FEEDING THEPICKY EATER
The majority of picky eaters will gradually expand their diet to include a greater variety of foods if these suggestions are implemented.
- Offer the child a variety of foods each day.
- Offer consistent set mealtimes each day.
- Make mealtimes pleasant.
- Limit the child's juice intake to 4-6oz per day.
- Limit the child's snacks to two or three healthy snacks per day.
SMOOTHIES
Any child can hardly resist fruit smoothies, which are naturally sweet and can be an excellent way to sneak good nutrition into their diet.

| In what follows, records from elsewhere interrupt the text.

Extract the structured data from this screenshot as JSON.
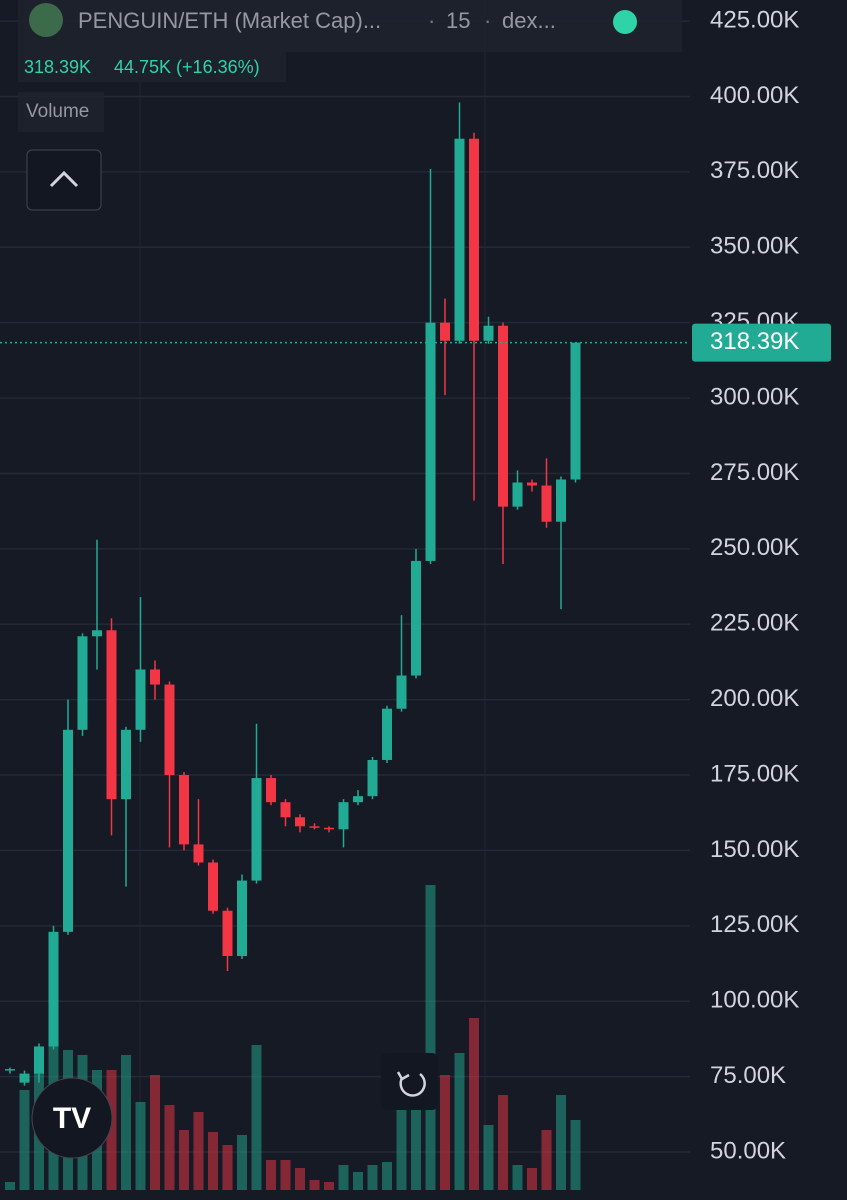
{
  "chart_data": {
    "type": "candlestick",
    "title": "PENGUIN/ETH (Market Cap)...",
    "interval": "15",
    "source": "dex...",
    "last_value": 318390,
    "last_value_label": "318.39K",
    "change_label": "44.75K (+16.36%)",
    "volume_label": "Volume",
    "up_color": "#22ab94",
    "down_color": "#f23645",
    "ylim": [
      37400,
      432000
    ],
    "yticks": [
      {
        "value": 50000,
        "label": "50.00K"
      },
      {
        "value": 75000,
        "label": "75.00K"
      },
      {
        "value": 100000,
        "label": "100.00K"
      },
      {
        "value": 125000,
        "label": "125.00K"
      },
      {
        "value": 150000,
        "label": "150.00K"
      },
      {
        "value": 175000,
        "label": "175.00K"
      },
      {
        "value": 200000,
        "label": "200.00K"
      },
      {
        "value": 225000,
        "label": "225.00K"
      },
      {
        "value": 250000,
        "label": "250.00K"
      },
      {
        "value": 275000,
        "label": "275.00K"
      },
      {
        "value": 300000,
        "label": "300.00K"
      },
      {
        "value": 325000,
        "label": "325.00K"
      },
      {
        "value": 350000,
        "label": "350.00K"
      },
      {
        "value": 375000,
        "label": "375.00K"
      },
      {
        "value": 400000,
        "label": "400.00K"
      },
      {
        "value": 425000,
        "label": "425.00K"
      }
    ],
    "grid": true,
    "open": [
      77000,
      73000,
      76000,
      85000,
      123000,
      190000,
      221000,
      223000,
      167000,
      190000,
      210000,
      205000,
      175000,
      152000,
      146000,
      130000,
      115000,
      140000,
      174000,
      166000,
      161000,
      158000,
      157500,
      157000,
      166000,
      168000,
      180000,
      197000,
      208000,
      246000,
      325000,
      319000,
      386000,
      319000,
      324000,
      264000,
      272000,
      271000,
      259000,
      273000
    ],
    "high": [
      78000,
      77000,
      86000,
      125000,
      200000,
      222000,
      253000,
      227000,
      191000,
      234000,
      213000,
      206000,
      176000,
      167000,
      147000,
      131000,
      142000,
      192000,
      175000,
      167000,
      162000,
      159000,
      158000,
      167000,
      170000,
      181000,
      198000,
      228000,
      250000,
      376000,
      333000,
      398000,
      388000,
      327000,
      325000,
      276000,
      273000,
      280000,
      274000,
      318390
    ],
    "low": [
      76000,
      72000,
      73000,
      84000,
      122000,
      188000,
      210000,
      155000,
      138000,
      186000,
      200000,
      151000,
      150000,
      145000,
      129000,
      110000,
      114000,
      139000,
      165000,
      158000,
      156000,
      157000,
      156000,
      151000,
      165000,
      167000,
      179000,
      196000,
      207000,
      245000,
      301000,
      318000,
      266000,
      318000,
      245000,
      263000,
      269000,
      257000,
      230000,
      272000
    ],
    "close": [
      77500,
      76000,
      85000,
      123000,
      190000,
      221000,
      223000,
      167000,
      190000,
      210000,
      205000,
      175000,
      152000,
      146000,
      130000,
      115000,
      140000,
      174000,
      166000,
      161000,
      158000,
      157500,
      157000,
      166000,
      168000,
      180000,
      197000,
      208000,
      246000,
      325000,
      319000,
      386000,
      319000,
      324000,
      264000,
      272000,
      271000,
      259000,
      273000,
      318390
    ],
    "volume": [
      8,
      100,
      140,
      205,
      140,
      135,
      120,
      120,
      135,
      88,
      115,
      85,
      60,
      78,
      58,
      45,
      55,
      145,
      30,
      30,
      22,
      10,
      8,
      25,
      18,
      25,
      28,
      90,
      110,
      305,
      115,
      137,
      172,
      65,
      95,
      25,
      22,
      60,
      95,
      70
    ]
  }
}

If you make the smoothies at home, use fresh fruit such as ripe bananas and fruits in season like mangoes, plain yoghurt and low-fat milk for a healthy source of calcium and protein. For added fibre and protein, powdered supplements, nuts and grains may be included in the smoothie.
Banana Boat Smoothie
2 ripe bananas
1/2 cup of orange juice
1/2 cup of vanilla yoghurt
16oz of pineapple juice
4 cubes ice
Peel bananas and place in blender. Add orange juice. Add vanilla yoghurt. Next add pineapple juice then add ice. Blend for 30 seconds. Enjoy a refreshing smoothie!
Source: www.easy-kids-recipes.com.
SAY CHEESE
Cheese is a good source of protein and calcium and it is versatile in the preparation of meals and snacks. Grilled cheese sandwich is popular with children, as is cheese and crackers, which is also a filling snack.
Bread, butter and Cheddar cheese sandwich
Here's a way to make this classic sandwich in a non-stick pan.
Ingredients:
4 slices white bread
2 slices Cheddar cheese
3 tbsps butter, divided
Method:
Preheat skillet over medium heat. Generously butter one side of a slice of bread. Place bread, buttered-side down, on to skillet bottom and add 1 slice of cheese. Butter a second slice of bread on one side and place, buttered-side up, on top of sandwich. Grill until lightly browned and flip over; continue grilling until cheese is melted. Repeat with remaining 2 slices of bread, butter and slice of cheese.
Source: Allrecipes.com
Heather Little-White, PhD, is a nutrition and lifestyle consultant in the Corporate Area. Send comments to editor@gleanerjm.com or fax 922-6223.
Feeding your children for school
HEALTHY HINT:
- For the healthy version of grilled cheese sandwiches, coat your pan or sandwich press with non-stick cooking spray instead of butter and use wholewheat bread in lieu of white.
- Parents should realise that with a little creativity and nutrition considerations, it is possible to get children to eat nutritious lunches, whether they know it or not.